David Kuczora: It's time for me to come out
There's something about me I should tell you. Some, incorrectly, might label it a lifestyle choice. And some of my closest friends showed rather surprising disdain when I admitted it to them.
I don't tend to tell people I meet straight away. Not because I feel embarrassed by it. Far from it. But because I don't think it's polite to ram it down people's throats as soon as you meet them.
I'm a Tory. And when you're in your (late) 20s and gay, it's quite a difficult thing to admit. Please - come back! Let's talk about it and I can try to put your mind at rest that I'm not that horrendous.
It really is quite unfashionable to be young, gay and Tory. I exaggerate only slightly about the reaction I have received from a couple of my mates. The old adage of, and I paraphrase, "if you're young and conservative then you have no soul" does ring true.

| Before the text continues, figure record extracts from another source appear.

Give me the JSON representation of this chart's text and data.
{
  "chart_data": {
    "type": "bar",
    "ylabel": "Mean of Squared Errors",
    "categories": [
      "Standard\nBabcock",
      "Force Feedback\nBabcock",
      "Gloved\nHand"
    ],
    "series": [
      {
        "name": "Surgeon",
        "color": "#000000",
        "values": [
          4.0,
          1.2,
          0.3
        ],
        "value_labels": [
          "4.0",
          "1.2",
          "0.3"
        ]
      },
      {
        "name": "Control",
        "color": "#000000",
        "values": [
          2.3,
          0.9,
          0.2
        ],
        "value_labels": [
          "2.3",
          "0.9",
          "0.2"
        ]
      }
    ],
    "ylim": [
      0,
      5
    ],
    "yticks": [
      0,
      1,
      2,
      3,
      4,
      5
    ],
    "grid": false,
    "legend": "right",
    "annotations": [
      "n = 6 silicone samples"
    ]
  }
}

It's completely understandable. The Tory party has a lamentable record on gay rights spanning many many years. And comments like those from Sir Gerald Howarth in today's debate on gay marriage do nothing to help change that perception. We learn from our elders, and the generations above mine just simply can't forgive the Tories for the litany of times they've stood by and done nothing to support the furthering of gay rights. Or, worse, opposed laws to bolster them. It has become ingrained to despise the Tories. Ironically, sometimes it's prejudice from the very people demanding less of it in the world.
I say prejudice because most Tories I've met are socially very liberal - and that's the grassroots members of the party as well as politicians. Yes, there are some of the old guard who are vehemently against gay marriage. But this seems to be more to do with their religious beliefs rather than their political views, although no doubt the two are intertwined.

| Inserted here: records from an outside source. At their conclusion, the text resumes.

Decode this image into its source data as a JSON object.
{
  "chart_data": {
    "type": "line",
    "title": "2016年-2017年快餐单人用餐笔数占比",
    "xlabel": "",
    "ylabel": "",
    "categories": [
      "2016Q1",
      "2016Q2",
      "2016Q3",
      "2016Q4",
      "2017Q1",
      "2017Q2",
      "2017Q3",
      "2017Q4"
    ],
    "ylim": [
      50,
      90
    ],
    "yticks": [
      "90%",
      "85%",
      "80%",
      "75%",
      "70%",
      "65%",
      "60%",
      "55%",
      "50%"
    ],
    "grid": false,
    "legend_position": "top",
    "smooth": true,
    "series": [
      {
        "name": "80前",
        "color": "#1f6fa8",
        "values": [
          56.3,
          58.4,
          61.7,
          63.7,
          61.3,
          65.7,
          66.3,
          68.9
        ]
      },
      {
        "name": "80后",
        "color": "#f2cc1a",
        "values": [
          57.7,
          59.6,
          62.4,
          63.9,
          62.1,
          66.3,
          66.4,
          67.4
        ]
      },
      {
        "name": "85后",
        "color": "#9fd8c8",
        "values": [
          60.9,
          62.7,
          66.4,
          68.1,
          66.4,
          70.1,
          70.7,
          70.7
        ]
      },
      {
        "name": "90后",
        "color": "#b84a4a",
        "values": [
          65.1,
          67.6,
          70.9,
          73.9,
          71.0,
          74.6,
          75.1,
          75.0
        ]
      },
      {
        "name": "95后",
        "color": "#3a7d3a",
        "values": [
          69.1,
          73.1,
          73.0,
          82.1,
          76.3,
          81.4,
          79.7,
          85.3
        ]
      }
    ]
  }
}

As Jonathan Walker pointed out when the Marriage (Same Sex Couples) Bill was voted in earlier this year, 50 senior Conservative activists signed an open letter in support of gay marriage. Included were the chairmen or deputy chairmen of the Ladywood, Edgbaston and Erdington constituency associations. I felt incredibly proud when I read that.
The new intake of MPs such as openly lesbian Margot James helps show that the party is committed to equality and social liberalism. But don't forget the old-school bruisers like Andrew Mitchell, who voted in favour of gay marriage too.

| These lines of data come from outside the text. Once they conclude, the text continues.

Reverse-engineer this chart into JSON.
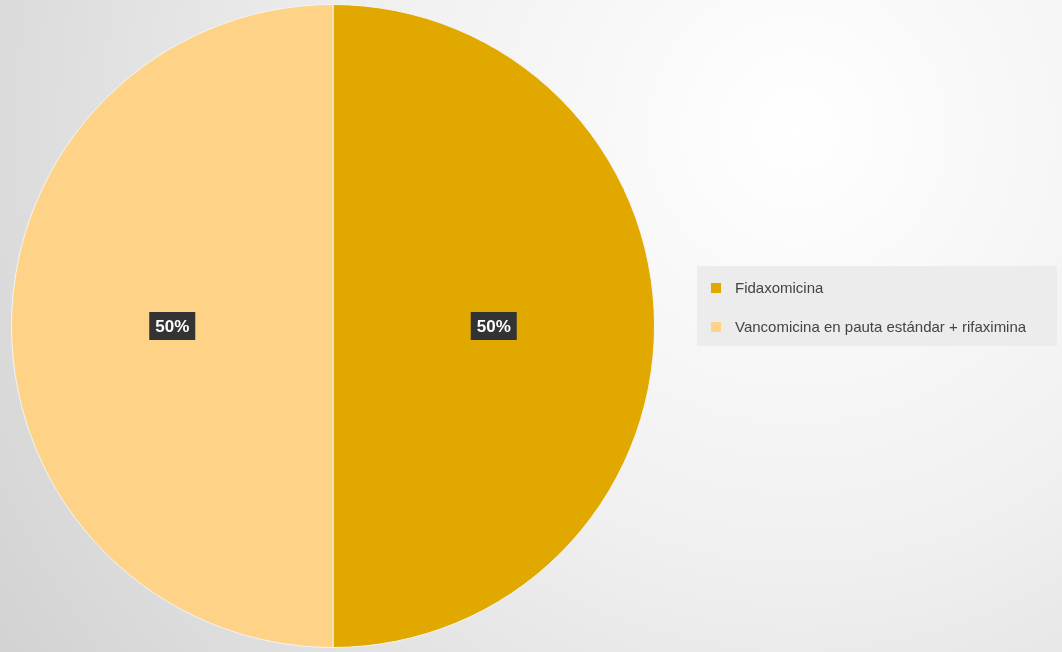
{
  "chart_data": {
    "type": "pie",
    "categories": [
      "Fidaxomicina",
      "Vancomicina en pauta estándar + rifaximina"
    ],
    "values": [
      50,
      50
    ],
    "value_labels": [
      "50%",
      "50%"
    ],
    "colors": [
      "#e1a900",
      "#fed388"
    ],
    "legend": "right"
  }
}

Undoubtedly there is a long way to go for the Tory party to rebuild its image in relation to gay rights. But I'm less concerned with the external veneer and PR polish than the day-to-day workings of the machine. And whilst the Conservative politicians in the region are helping to vote in legislation which furthers equality, then I'll loudly and proudly come out and say I'm a Tory. Don't judge me.
David Kuczora is principal consultant at Clive Reeves PR in Birmingham and regional chairman of PRCA FrontLine.